From cbc59d83701fe9f2da87dbcfec074c036b6ea3c9 Mon Sep 17 00:00:00 2001
From: Casey Bodley <cbodley@redhat.com>
Date: Thu, 12 Mar 2020 15:57:07 -0400
Subject: [PATCH] doc/rgw: update multisite reshard design for
 cross-datalog-shard coordination

Signed-off-by: Casey Bodley <cbodley@redhat.com>
---
 src/doc/rgw/multisite-reshard.md | 23 +++++++++++++++++++----
 1 file changed, 19 insertions(+), 4 deletions(-)

diff --git a/src/doc/rgw/multisite-reshard.md b/src/doc/rgw/multisite-reshard.md
index 1bf2aeaab78..b2111deb593 100644
--- a/src/doc/rgw/multisite-reshard.md
+++ b/src/doc/rgw/multisite-reshard.md
@@ -57,8 +57,12 @@ The distinction between *index layout* and *log layout* is important, because in
 
 ### Bucket Sync Status
 
-* Move bucket sync status to a per-bucket object, rather than having separate status per-shard.
-    - Track current log generation and an array of markers for each shard in that generation.

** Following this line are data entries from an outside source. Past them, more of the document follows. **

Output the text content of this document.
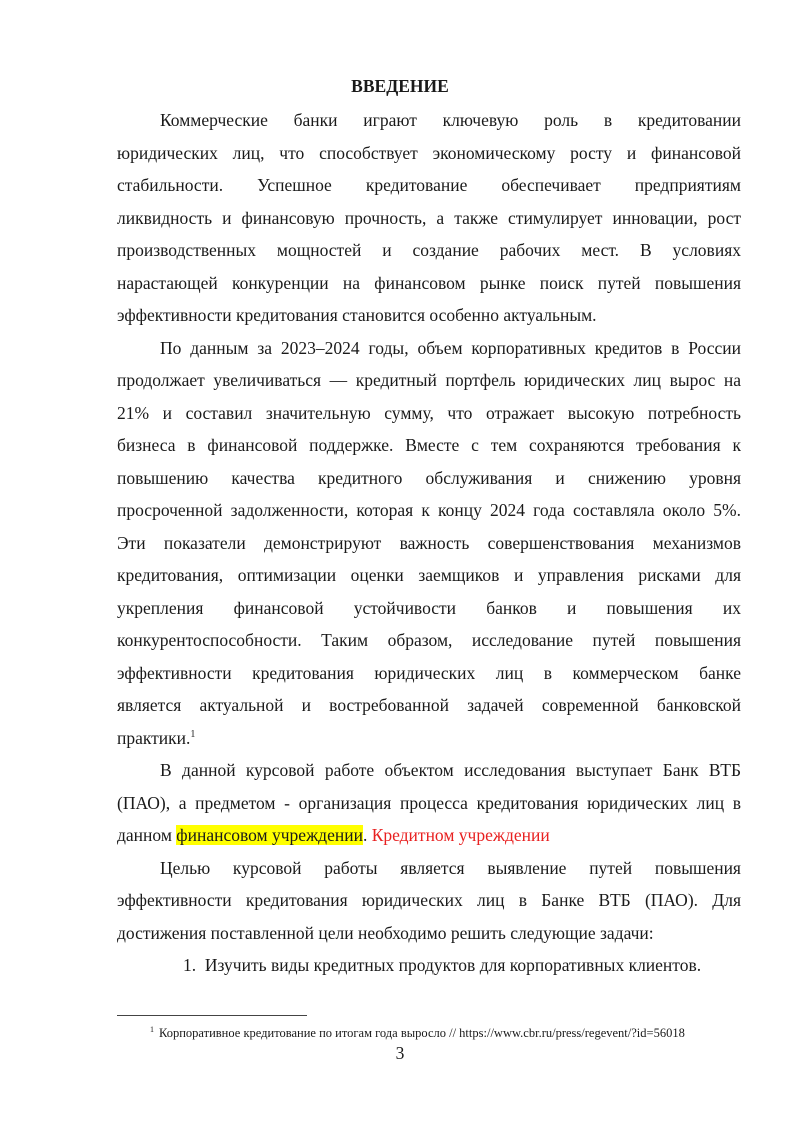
ВВЕДЕНИЕ
Коммерческие банки играют ключевую роль в кредитовании
юридических лиц, что способствует экономическому росту и финансовой
стабильности. Успешное кредитование обеспечивает предприятиям
ликвидность и финансовую прочность, а также стимулирует инновации, рост
производственных мощностей и создание рабочих мест. В условиях
нарастающей конкуренции на финансовом рынке поиск путей повышения
эффективности кредитования становится особенно актуальным.
По данным за 2023–2024 годы, объем корпоративных кредитов в России
продолжает увеличиваться — кредитный портфель юридических лиц вырос на
21% и составил значительную сумму, что отражает высокую потребность
бизнеса в финансовой поддержке. Вместе с тем сохраняются требования к
повышению качества кредитного обслуживания и снижению уровня
просроченной задолженности, которая к концу 2024 года составляла около 5%.
Эти показатели демонстрируют важность совершенствования механизмов
кредитования, оптимизации оценки заемщиков и управления рисками для
укрепления финансовой устойчивости банков и повышения их
конкурентоспособности. Таким образом, исследование путей повышения
эффективности кредитования юридических лиц в коммерческом банке
является актуальной и востребованной задачей современной банковской
практики.$^1$
В данной курсовой работе объектом исследования выступает Банк ВТБ
(ПАО), а предметом - организация процесса кредитования юридических лиц в
данном финансовом учреждении. Кредитном учреждении
Целью курсовой работы является выявление путей повышения
эффективности кредитования юридических лиц в Банке ВТБ (ПАО). Для
достижения поставленной цели необходимо решить следующие задачи:
1. Изучить виды кредитных продуктов для корпоративных клиентов.
$^1$ Корпоративное кредитование по итогам года выросло // https://www.cbr.ru/press/regevent/?id=56018
3
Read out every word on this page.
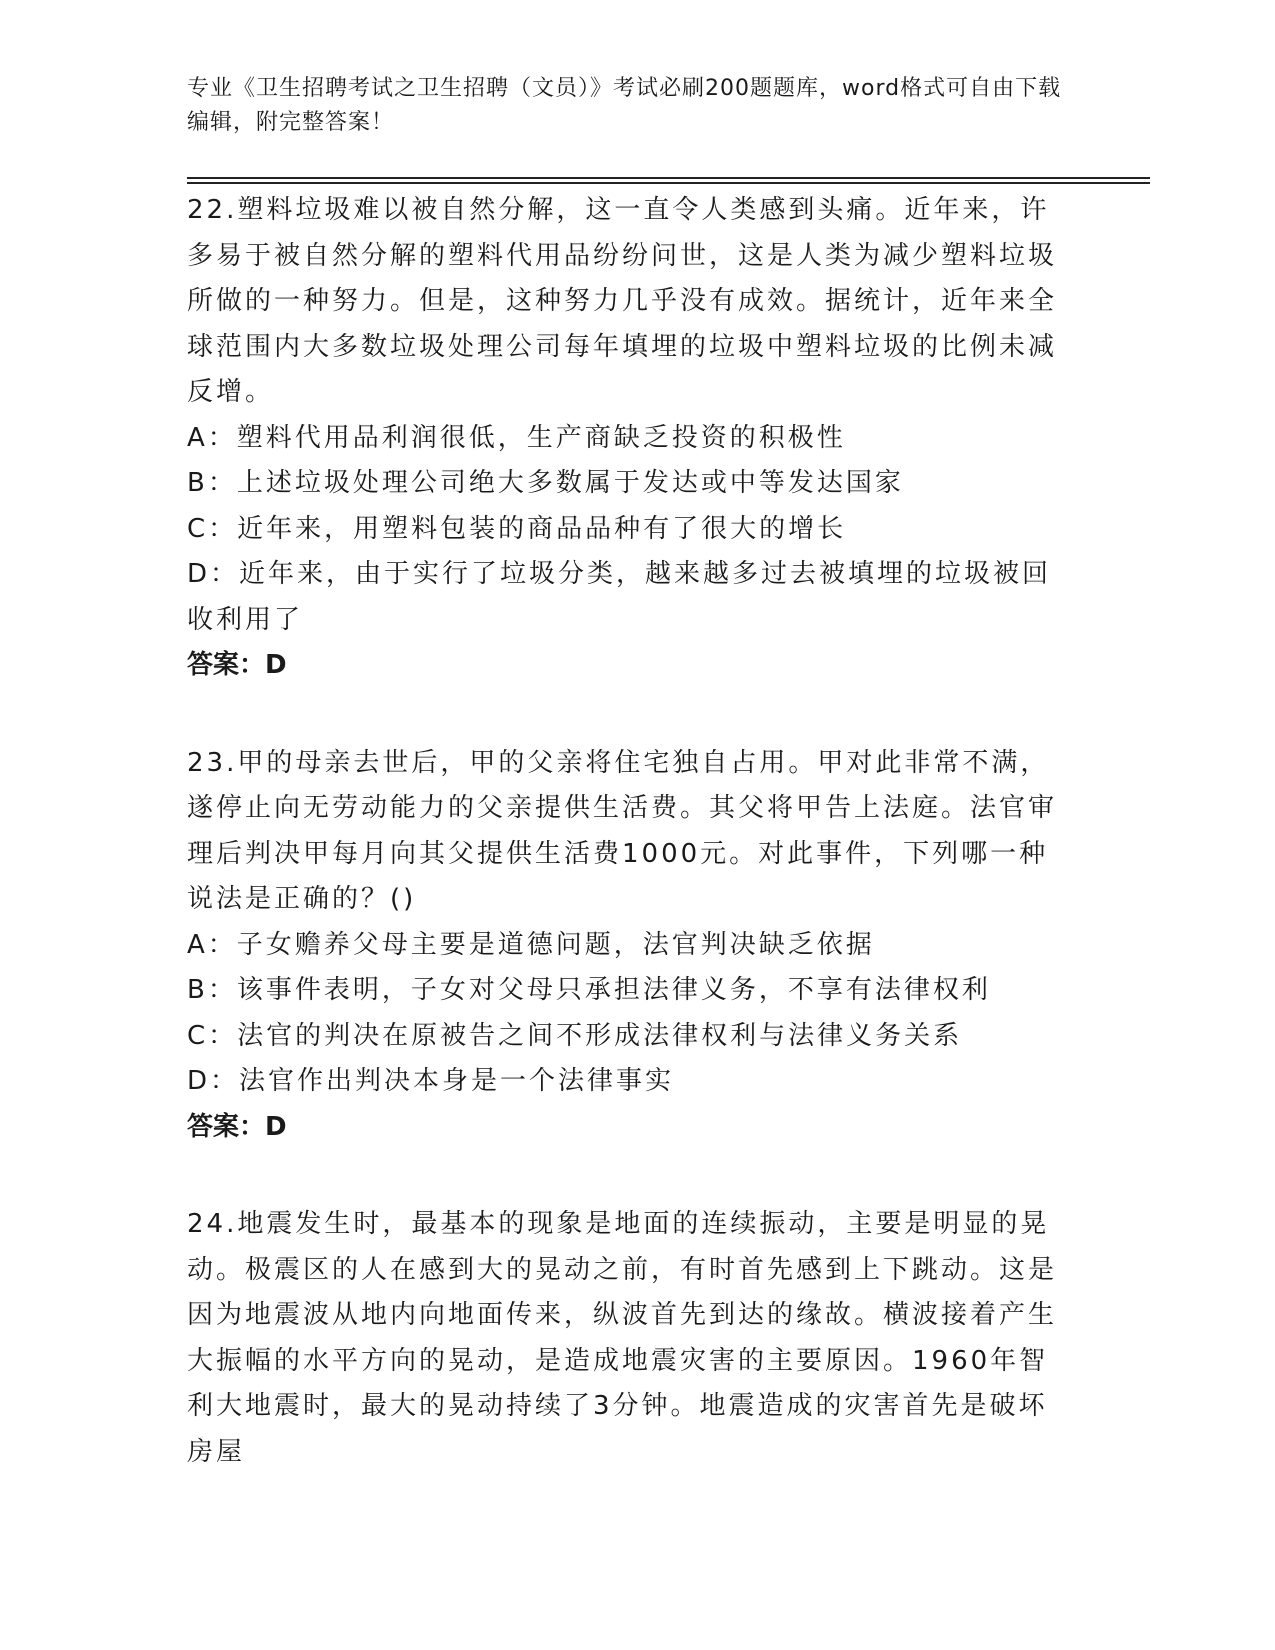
专业《卫生招聘考试之卫生招聘（文员）》考试必刷200题题库，word格式可自由下载编辑，附完整答案！
22.塑料垃圾难以被自然分解，这一直令人类感到头痛。近年来，许多易于被自然分解的塑料代用品纷纷问世，这是人类为减少塑料垃圾所做的一种努力。但是，这种努力几乎没有成效。据统计，近年来全球范围内大多数垃圾处理公司每年填埋的垃圾中塑料垃圾的比例未减反增。
A：塑料代用品利润很低，生产商缺乏投资的积极性
B：上述垃圾处理公司绝大多数属于发达或中等发达国家
C：近年来，用塑料包装的商品品种有了很大的增长
D：近年来，由于实行了垃圾分类，越来越多过去被填埋的垃圾被回收利用了
答案：D
23.甲的母亲去世后，甲的父亲将住宅独自占用。甲对此非常不满，遂停止向无劳动能力的父亲提供生活费。其父将甲告上法庭。法官审理后判决甲每月向其父提供生活费1000元。对此事件，下列哪一种说法是正确的？()
A：子女赡养父母主要是道德问题，法官判决缺乏依据
B：该事件表明，子女对父母只承担法律义务，不享有法律权利
C：法官的判决在原被告之间不形成法律权利与法律义务关系
D：法官作出判决本身是一个法律事实
答案：D
24.地震发生时，最基本的现象是地面的连续振动，主要是明显的晃动。极震区的人在感到大的晃动之前，有时首先感到上下跳动。这是因为地震波从地内向地面传来，纵波首先到达的缘故。横波接着产生大振幅的水平方向的晃动，是造成地震灾害的主要原因。1960年智利大地震时，最大的晃动持续了3分钟。地震造成的灾害首先是破坏房屋
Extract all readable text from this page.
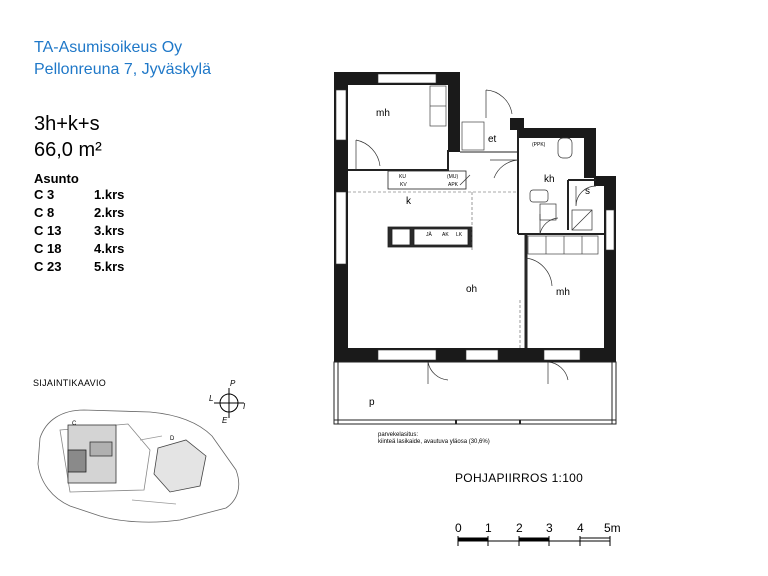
TA-Asumisoikeus Oy
Pellonreuna 7, Jyväskylä
3h+k+s
66,0 m²
Asunto
C 3	1.krs
C 8	2.krs
C 13	3.krs
C 18	4.krs
C 23	5.krs
SIJAINTIKAAVIO	P
L
I
E
C
D
mh
et
kh
s
k
oh	mh
p
(PPK)
KU	(MU)
APK
KV
JÄ AK LK
parvekelasitus:
kiinteä lasikaide, avautuva yläosa (30,6%)
POHJAPIIRROS 1:100
0 1 2 3 4 5m
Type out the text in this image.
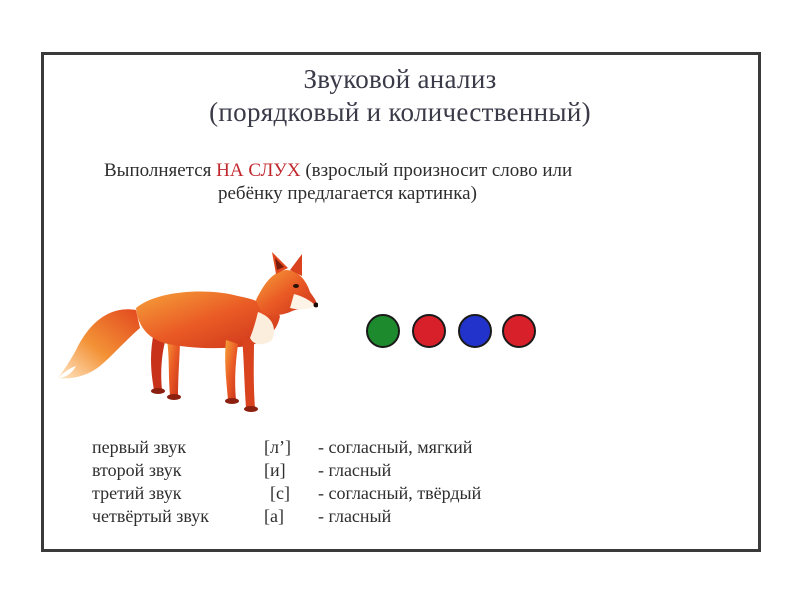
Звуковой анализ
(порядковый и количественный)
Выполняется НА СЛУХ (взрослый произносит слово или
ребёнку предлагается картинка)
первый звук	[л’] - согласный, мягкий
второй звук	[и] - гласный
третий звук	[с] - согласный, твёрдый
четвёртый звук	[а] - гласный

+* Add a per-bucket sync status object that tracks:
+    - full sync progress,
+    - the current generation of incremental sync, and
+    - the set of shards that have completed incremental sync of that generation
+* Existing per-bucket-shard sync status objects continue to track incremental sync.
+    - their object names should include the generation number, except for generation 0
 * For backward compatibility, add special handling when we get ENOENT trying to read this per-bucket sync status:
     - If the remote's oldest log layout has generation=0, read any existing per-shard sync status objects. If any are found, resume incremental sync from there.
     - Otherwise, initialize for full sync.
@@ -66,14 +70,25 @@ The distinction between *index layout* and *log layout* is important, because in
 ### Bucket Sync
 
 * Full sync uses a single bucket-wide listing to fetch all objects.
-* Incremental sync spawns a coroutine for each log shard mentioned in the datalog.
+    - Use a cls_lock to prevent different shards from duplicating this work.
 * When incremental sync gets to the end of a log shard (i.e. listing the log returns truncated=false):
-    - If we've seen a higher generation number in the datalog, flag that shard as 'resharded' in the bucket sync status.
+    - If the remote has a newer log generation, flag that shard as 'resharded' in the bucket sync status.
     - Once all shards in the current generation reach that 'resharded' state, incremental bucket sync can advance to the next generation.
+    - Use cls_version on the bucket sync status object to detect racing writes from other shards.
 
 ### Log Trimming
 
 * Use generation number from sync status to trim the right logs
 * Once all shards of a log generation are trimmed:
     - Remove their rados objects.
+    - Remove the associated incremental sync status objects.
     - Remove the log generation from its bucket instance metadata.
+
+### Admin APIs
+
+* RGWOp_BILog_List response should include the bucket's highest log generation
+    - Allows incremental sync to determine whether truncated=false means that it's caught up, or that it needs to transition to the next generation.
+* RGWOp_BILog_Info response should include the bucket's lowest and highest log generations
+    - Allows bucket sync status initialization to decide whether it needs to scan for existing shard status, and where it should resume incremental sync after full sync completes.
+* RGWOp_BILog_Status response should include per-bucket status information
+    - For log trimming of old generations
-- 
2.39.5